Conseillère en vie affective et sexuelle, fondatrice de l’association « Déclic – sortir de la pornosphère », et auteur d’un ouvrage sur le sujet*, Anne-Sixtine Pérardel réagit aux chiffres d’une enquête de Médiamétrie-Arcom de mai dernier. Ceux-ci montrent que la consommation de pornographie est le fait d’enfants toujours plus nombreux, toujours plus jeunes et concerne aussi les filles. Avec des conséquences personnelles et sociales catastrophiques.   Une étude de Médiamétrie a annoncé le 25 mai dernier que près d’un tiers des moins de 18 ans passent près d’une heure par mois sur des sites pornographiques. Comment expliquez-vous ce phénomène ?  Aujourd’hui, chez les 12-13 ans, 51 % des garçons et 31 % des filles sont victimes de ce fléau. La consommation féminine a augmenté, tous âges confondus. Il faut réaliser que la moitié des garçons ont déjà été confrontés à ce type de contenu, et le nombre progresse chaque année. L’Ifop estimait à 11 ans l’âge moyen de la première consommation, mais il y a enfin des études communiquant sur le public plus jeune (10 ans).

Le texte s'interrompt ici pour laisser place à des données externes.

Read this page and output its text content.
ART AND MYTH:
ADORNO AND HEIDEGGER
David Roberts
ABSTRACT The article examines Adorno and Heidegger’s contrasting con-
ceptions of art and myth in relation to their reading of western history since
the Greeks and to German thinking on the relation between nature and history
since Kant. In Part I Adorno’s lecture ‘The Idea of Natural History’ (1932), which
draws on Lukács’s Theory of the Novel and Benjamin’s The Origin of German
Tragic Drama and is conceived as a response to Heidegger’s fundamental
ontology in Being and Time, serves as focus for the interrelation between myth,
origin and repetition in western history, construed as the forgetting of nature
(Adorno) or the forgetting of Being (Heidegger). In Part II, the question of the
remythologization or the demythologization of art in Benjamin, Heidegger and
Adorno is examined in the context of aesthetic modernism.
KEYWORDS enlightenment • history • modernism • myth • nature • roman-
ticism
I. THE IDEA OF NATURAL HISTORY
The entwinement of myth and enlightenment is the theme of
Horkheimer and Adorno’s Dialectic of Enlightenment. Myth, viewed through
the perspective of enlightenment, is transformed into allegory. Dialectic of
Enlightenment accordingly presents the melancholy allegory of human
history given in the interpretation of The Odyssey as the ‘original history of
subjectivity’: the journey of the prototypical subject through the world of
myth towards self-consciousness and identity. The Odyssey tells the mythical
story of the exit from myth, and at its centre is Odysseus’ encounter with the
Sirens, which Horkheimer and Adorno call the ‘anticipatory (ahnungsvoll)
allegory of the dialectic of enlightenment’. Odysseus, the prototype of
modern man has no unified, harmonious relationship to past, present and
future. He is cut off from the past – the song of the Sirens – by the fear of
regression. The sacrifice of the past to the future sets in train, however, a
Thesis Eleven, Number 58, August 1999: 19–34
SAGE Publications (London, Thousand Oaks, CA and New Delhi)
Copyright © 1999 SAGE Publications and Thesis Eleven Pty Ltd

J’observe de mon côté une première expérience autour de l’âge de 9 ans en moyenne. Or, selon les recherches de l’association « E-enfance », cet âge correspond à celui du premier smartphone. Les parents ne réalisent pas forcément les contenus auxquels leurs enfants ont accès via leurs téléphones. Quel est le comportement des enfants lorsqu’ils sont exposés à de tels contenus ? Pour les 10-11 ans, la puberté commence tout juste, leur corps et leur psychologie changent. Leur maturation avance vite, sur tous les plans, et en l’absence d’éducation affective, ils vont aller chercher des réponses. Internet leur sert alors de parent… En tombant sur ces images et vidéos, la fascination et le dégoût provoqués les choquent en profondeur. «Madame, je n’arrive pas à oublier ces images, je me sens sali», est une phrase que j’entends énormément. Quels sont les risques ? La pornographie est toujours un problème mais être exposé aussi précocement, je l’assimile à un viol psychologique. Lorsque les enfants se confient, leurs propos relèvent de la sidération psychologique, comme dans les cas de violences sexuelles. Une petite fille de CM2 me racontait son choc, le frisson dans le dos et son envie de vomir après avoir été exposée. L’étude de l’Arcom (1) montre que 1 mineur sur 10 consomme de la pornographie au moins une fois par jour, autrement dit 10 % ont une…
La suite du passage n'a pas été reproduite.